Remember the second CAT6A run I had in the roof space? I purchased a Unifi AC Mesh outdoor AP and mounted it alongside the weather station.

A quick word on Unifi: I tried running it with their standalone firmware, and it sucked. It no support for VLANs, multiple SSIDs or even IPv6.

I then installed their controller software. It’s proprietary, it runs on Java, and it sucks up 1GB RAM. It required creating an account with Unifi to get it running. It seemed to have two web interfaces running side-by-side. A feature complete, but dated UI paired with a modern, but incomplete interface. The two interfaces were quite inconsistent. IPv6 barely worked, and was clearly tacked on as an afterthought. I managed get VLANs partially working, but half the clients didn’t get an IPv6 address. The phrase “USG upgrade required” occurred in so many places, I questioned if this controller actually did anything. It felt like its only purpose was to upsell me. Around a week ago, they pushed an update where the dashboard became a literal advertisement. In the same week, they had a data breach where info was leaked from the account we were forced to create.

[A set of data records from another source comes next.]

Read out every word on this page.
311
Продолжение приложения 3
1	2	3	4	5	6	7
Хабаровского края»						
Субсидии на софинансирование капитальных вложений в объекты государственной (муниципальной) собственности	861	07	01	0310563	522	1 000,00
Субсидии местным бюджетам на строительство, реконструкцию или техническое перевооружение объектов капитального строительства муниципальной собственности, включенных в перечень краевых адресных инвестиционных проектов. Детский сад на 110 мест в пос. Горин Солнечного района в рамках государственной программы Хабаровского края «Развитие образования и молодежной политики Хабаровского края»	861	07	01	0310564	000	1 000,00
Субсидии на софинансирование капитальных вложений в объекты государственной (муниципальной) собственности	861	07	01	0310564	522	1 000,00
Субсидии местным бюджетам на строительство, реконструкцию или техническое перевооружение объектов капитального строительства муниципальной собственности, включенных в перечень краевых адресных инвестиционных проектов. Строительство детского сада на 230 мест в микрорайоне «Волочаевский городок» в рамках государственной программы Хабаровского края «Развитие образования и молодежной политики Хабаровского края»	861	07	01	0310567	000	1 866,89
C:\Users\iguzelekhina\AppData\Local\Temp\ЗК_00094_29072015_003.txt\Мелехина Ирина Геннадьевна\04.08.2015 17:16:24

My Unifi AC Mesh is now running OpenWRT, and I am not going back. Sure, I had to hand-edit config files in vim over SSH to get a VLAN configured, but it is phenomenally further ahead of Unifi’s hot mess of a walled garden.

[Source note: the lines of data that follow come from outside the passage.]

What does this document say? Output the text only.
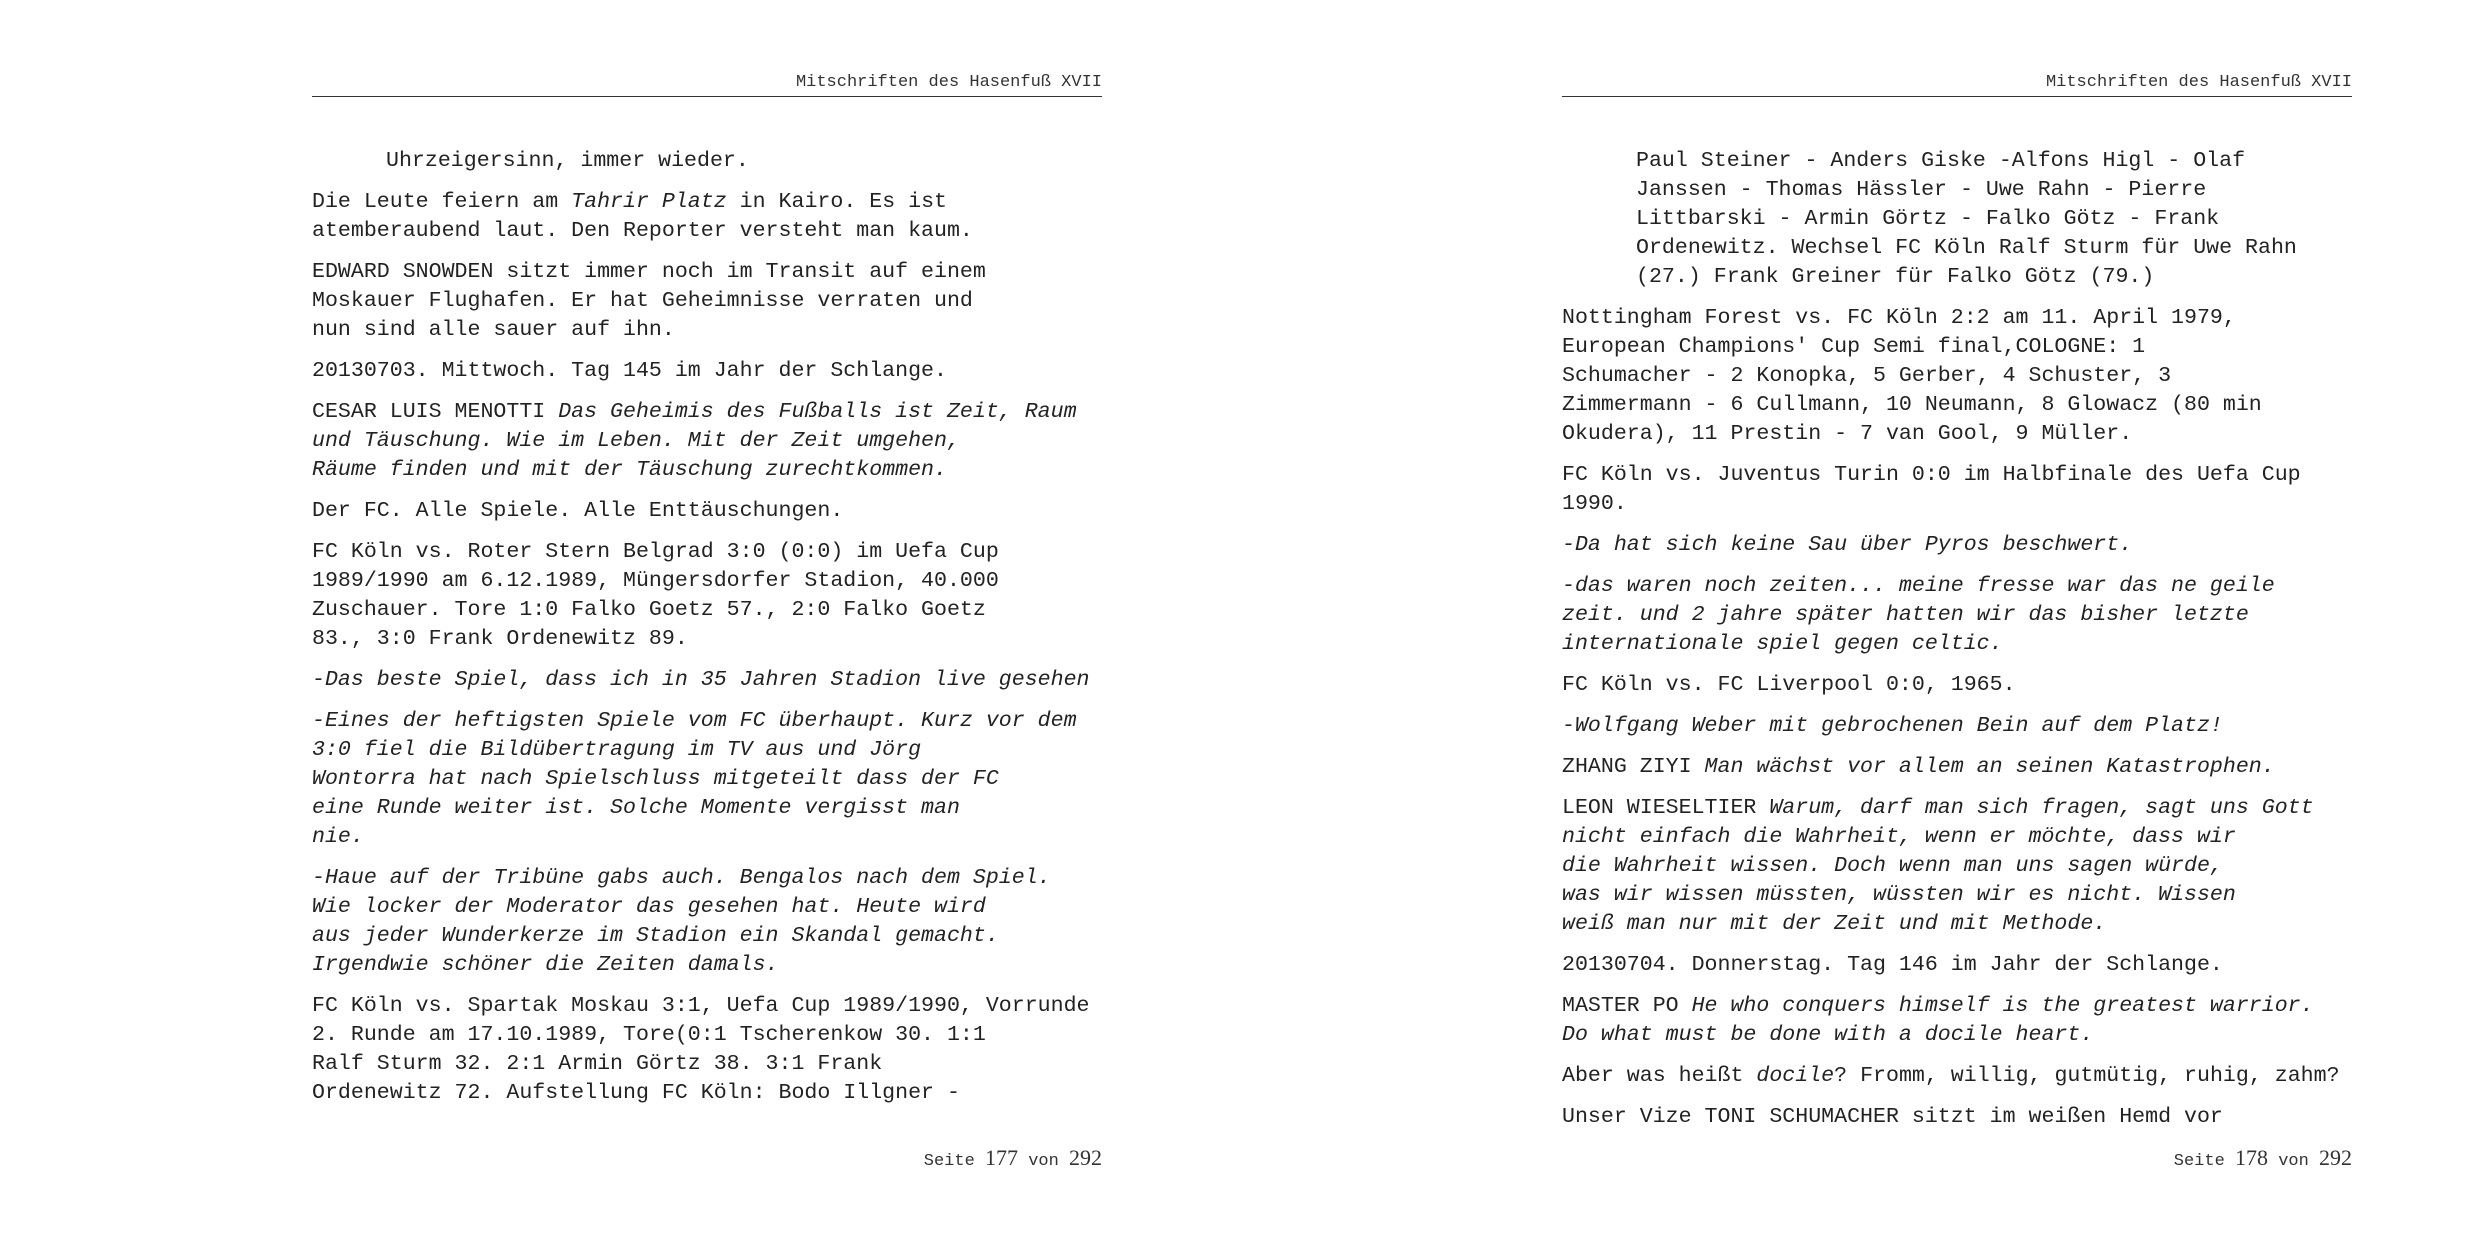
Mitschriften des Hasenfuß XVII

Uhrzeigersinn, immer wieder.

Die Leute feiern am Tahrir Platz in Kairo. Es ist
atemberaubend laut. Den Reporter versteht man kaum.

EDWARD SNOWDEN sitzt immer noch im Transit auf einem
Moskauer Flughafen. Er hat Geheimnisse verraten und
nun sind alle sauer auf ihn.

20130703. Mittwoch. Tag 145 im Jahr der Schlange.

CESAR LUIS MENOTTI Das Geheimis des Fußballs ist Zeit, Raum
und Täuschung. Wie im Leben. Mit der Zeit umgehen,
Räume finden und mit der Täuschung zurechtkommen.

Der FC. Alle Spiele. Alle Enttäuschungen.

FC Köln vs. Roter Stern Belgrad 3:0 (0:0) im Uefa Cup
1989/1990 am 6.12.1989, Müngersdorfer Stadion, 40.000
Zuschauer. Tore 1:0 Falko Goetz 57., 2:0 Falko Goetz
83., 3:0 Frank Ordenewitz 89.

-Das beste Spiel, dass ich in 35 Jahren Stadion live gesehen

-Eines der heftigsten Spiele vom FC überhaupt. Kurz vor dem
3:0 fiel die Bildübertragung im TV aus und Jörg
Wontorra hat nach Spielschluss mitgeteilt dass der FC
eine Runde weiter ist. Solche Momente vergisst man
nie.

-Haue auf der Tribüne gabs auch. Bengalos nach dem Spiel.
Wie locker der Moderator das gesehen hat. Heute wird
aus jeder Wunderkerze im Stadion ein Skandal gemacht.
Irgendwie schöner die Zeiten damals.

FC Köln vs. Spartak Moskau 3:1, Uefa Cup 1989/1990, Vorrunde
2. Runde am 17.10.1989, Tore(0:1 Tscherenkow 30. 1:1
Ralf Sturm 32. 2:1 Armin Görtz 38. 3:1 Frank
Ordenewitz 72. Aufstellung FC Köln: Bodo Illgner -

Seite 177 von 292
Mitschriften des Hasenfuß XVII

Paul Steiner - Anders Giske -Alfons Higl - Olaf
Janssen - Thomas Hässler - Uwe Rahn - Pierre
Littbarski - Armin Görtz - Falko Götz - Frank
Ordenewitz. Wechsel FC Köln Ralf Sturm für Uwe Rahn
(27.) Frank Greiner für Falko Götz (79.)

Nottingham Forest vs. FC Köln 2:2 am 11. April 1979,
European Champions' Cup Semi final,COLOGNE: 1
Schumacher - 2 Konopka, 5 Gerber, 4 Schuster, 3
Zimmermann - 6 Cullmann, 10 Neumann, 8 Glowacz (80 min
Okudera), 11 Prestin - 7 van Gool, 9 Müller.

FC Köln vs. Juventus Turin 0:0 im Halbfinale des Uefa Cup
1990.

-Da hat sich keine Sau über Pyros beschwert.

-das waren noch zeiten... meine fresse war das ne geile
zeit. und 2 jahre später hatten wir das bisher letzte
internationale spiel gegen celtic.

FC Köln vs. FC Liverpool 0:0, 1965.

-Wolfgang Weber mit gebrochenen Bein auf dem Platz!

ZHANG ZIYI Man wächst vor allem an seinen Katastrophen.

LEON WIESELTIER Warum, darf man sich fragen, sagt uns Gott
nicht einfach die Wahrheit, wenn er möchte, dass wir
die Wahrheit wissen. Doch wenn man uns sagen würde,
was wir wissen müssten, wüssten wir es nicht. Wissen
weiß man nur mit der Zeit und mit Methode.

20130704. Donnerstag. Tag 146 im Jahr der Schlange.

MASTER PO He who conquers himself is the greatest warrior.
Do what must be done with a docile heart.

Aber was heißt docile? Fromm, willig, gutmütig, ruhig, zahm?

Unser Vize TONI SCHUMACHER sitzt im weißen Hemd vor

Seite 178 von 292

That said, the Unifi hardware is great, and I can stream HD Netflix from the other end of the oval. In fact, anyone can because there’s an unsecured guest network on it. No keys, no captive portals, no traffic shaping. Just straight onto the gigabit fibre.

Time for Clocks

One thing about having a low-latency connection with a decent server, you can run a stratum-1 NTP server with really good precision. All you need to do is wire up a GPS to a serial port (USB port for power only), and hook up the PPS (pulse per second) to PIN 1 (DCD) on RS232.

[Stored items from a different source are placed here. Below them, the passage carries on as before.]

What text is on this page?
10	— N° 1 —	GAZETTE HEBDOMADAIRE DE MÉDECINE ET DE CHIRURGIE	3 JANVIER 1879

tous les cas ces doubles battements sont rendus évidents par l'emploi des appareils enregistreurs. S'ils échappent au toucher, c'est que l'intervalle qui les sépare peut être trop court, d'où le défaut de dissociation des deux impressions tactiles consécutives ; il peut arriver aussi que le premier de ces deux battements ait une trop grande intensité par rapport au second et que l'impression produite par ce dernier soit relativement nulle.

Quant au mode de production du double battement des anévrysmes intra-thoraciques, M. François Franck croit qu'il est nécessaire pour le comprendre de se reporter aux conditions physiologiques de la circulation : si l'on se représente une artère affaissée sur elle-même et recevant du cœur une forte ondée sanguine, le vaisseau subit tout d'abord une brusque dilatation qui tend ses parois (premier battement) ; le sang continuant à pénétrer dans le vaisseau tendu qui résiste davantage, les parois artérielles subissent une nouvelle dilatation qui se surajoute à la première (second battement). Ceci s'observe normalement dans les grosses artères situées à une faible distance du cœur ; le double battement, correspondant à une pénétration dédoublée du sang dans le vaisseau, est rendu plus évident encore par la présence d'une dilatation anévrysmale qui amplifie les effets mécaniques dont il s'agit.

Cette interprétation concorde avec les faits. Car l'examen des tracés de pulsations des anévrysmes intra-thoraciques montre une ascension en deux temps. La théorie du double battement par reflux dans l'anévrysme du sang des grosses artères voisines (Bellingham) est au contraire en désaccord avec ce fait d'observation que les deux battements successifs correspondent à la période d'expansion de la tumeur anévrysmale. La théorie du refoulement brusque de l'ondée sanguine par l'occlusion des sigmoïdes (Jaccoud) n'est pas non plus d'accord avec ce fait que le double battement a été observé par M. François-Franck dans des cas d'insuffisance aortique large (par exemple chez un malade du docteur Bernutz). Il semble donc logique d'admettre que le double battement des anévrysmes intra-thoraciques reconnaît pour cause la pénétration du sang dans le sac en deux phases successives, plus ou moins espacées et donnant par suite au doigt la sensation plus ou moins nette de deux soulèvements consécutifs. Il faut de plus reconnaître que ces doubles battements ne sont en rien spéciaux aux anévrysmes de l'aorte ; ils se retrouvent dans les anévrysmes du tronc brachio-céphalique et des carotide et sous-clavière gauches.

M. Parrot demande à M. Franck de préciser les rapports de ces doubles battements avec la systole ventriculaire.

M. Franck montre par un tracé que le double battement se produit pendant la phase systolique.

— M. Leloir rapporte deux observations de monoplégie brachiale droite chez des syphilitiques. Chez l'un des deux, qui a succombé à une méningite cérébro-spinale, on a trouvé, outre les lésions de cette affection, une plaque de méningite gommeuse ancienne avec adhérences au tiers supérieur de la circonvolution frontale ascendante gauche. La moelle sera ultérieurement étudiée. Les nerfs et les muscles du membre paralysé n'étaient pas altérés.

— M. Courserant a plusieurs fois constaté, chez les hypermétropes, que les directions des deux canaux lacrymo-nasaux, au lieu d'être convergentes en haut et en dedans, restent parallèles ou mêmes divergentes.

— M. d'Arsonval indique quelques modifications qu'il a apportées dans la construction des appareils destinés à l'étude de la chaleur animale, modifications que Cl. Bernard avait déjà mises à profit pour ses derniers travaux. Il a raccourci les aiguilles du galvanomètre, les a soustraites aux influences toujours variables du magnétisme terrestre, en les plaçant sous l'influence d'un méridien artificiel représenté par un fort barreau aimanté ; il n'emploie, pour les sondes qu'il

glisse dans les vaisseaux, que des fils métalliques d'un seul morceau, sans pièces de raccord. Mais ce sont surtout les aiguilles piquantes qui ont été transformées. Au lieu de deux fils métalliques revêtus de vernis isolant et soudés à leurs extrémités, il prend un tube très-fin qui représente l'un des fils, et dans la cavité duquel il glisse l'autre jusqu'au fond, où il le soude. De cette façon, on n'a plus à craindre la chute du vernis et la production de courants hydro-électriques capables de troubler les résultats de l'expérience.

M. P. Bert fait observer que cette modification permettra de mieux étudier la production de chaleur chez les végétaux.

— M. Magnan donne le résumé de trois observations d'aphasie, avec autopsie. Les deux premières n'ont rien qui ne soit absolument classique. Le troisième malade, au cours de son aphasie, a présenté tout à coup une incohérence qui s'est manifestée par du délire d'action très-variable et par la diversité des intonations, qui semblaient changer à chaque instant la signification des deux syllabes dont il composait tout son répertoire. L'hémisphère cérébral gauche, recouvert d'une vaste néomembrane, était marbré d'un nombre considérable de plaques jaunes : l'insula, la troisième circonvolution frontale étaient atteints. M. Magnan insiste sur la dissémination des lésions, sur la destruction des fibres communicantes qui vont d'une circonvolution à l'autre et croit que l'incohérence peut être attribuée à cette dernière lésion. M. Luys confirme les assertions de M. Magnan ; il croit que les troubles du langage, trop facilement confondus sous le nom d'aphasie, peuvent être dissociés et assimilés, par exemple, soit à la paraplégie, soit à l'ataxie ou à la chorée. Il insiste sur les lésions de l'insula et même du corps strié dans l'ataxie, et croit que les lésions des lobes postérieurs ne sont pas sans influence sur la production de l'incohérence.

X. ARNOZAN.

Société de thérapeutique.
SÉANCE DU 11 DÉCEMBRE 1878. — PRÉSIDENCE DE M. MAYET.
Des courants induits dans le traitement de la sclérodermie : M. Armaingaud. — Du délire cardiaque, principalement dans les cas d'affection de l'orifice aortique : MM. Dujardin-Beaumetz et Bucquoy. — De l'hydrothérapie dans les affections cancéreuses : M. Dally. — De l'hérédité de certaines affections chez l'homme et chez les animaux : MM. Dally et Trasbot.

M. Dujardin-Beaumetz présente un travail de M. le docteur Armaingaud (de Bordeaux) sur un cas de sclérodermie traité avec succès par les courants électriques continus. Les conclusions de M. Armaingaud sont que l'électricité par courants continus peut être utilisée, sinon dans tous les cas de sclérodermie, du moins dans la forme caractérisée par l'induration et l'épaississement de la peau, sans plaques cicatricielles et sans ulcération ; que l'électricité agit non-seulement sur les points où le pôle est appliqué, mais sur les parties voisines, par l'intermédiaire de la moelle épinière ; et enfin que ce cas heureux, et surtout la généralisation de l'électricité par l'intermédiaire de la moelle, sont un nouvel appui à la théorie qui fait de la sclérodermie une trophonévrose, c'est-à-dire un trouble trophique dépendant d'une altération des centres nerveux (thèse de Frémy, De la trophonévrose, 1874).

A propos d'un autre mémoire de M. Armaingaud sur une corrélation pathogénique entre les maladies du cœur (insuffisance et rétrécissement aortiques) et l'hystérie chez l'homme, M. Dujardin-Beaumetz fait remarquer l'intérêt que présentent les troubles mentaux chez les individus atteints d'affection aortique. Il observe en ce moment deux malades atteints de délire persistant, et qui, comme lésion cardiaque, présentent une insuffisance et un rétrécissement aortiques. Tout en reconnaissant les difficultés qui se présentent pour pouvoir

The RS232 wiring of the GPS is quite simple
The magnetic GPS sticks to the data cabinet

Because RS232 is interrupt-driven, the PPS pin is accurate to within about 2 microseconds (measured with gpsd and chrony). The plan is to join the NTP pool once I’m happy with it. For now, it provides accurate time broadcasts to the local network.

The Server

The server itself is relatively modest. It’s basically my old desktop board with some extra cards and drives. It’s an Intel Core i5-4690 with 16GB RAM. This particular chipset is one the first to boast decent h.264 hardware decoding through QuickSync, which lowers the power consumption of the security cameras and plex transcoding considerably. There’s 2x2TB 5400RPM drives (which are getting rather full). Important data is mirrored and encrypted; transient data such as surveillance recordings are striped. There’s a Hauppauge QuadHD tuner for Plex DVR, and an Intel i350 4-port gigabit NIC which I scored from a decommissioned server. I’m using a PCIe riser card for my NVMe drive, as there’s no on-board M.2 socket.

Well, that’s basically my homelab. Power is expensive here, and I’m getting power straight from the grid. I’m keeping it as low as I can get away with. It’s amazing how far you can stretch a single mid-level CPU these days.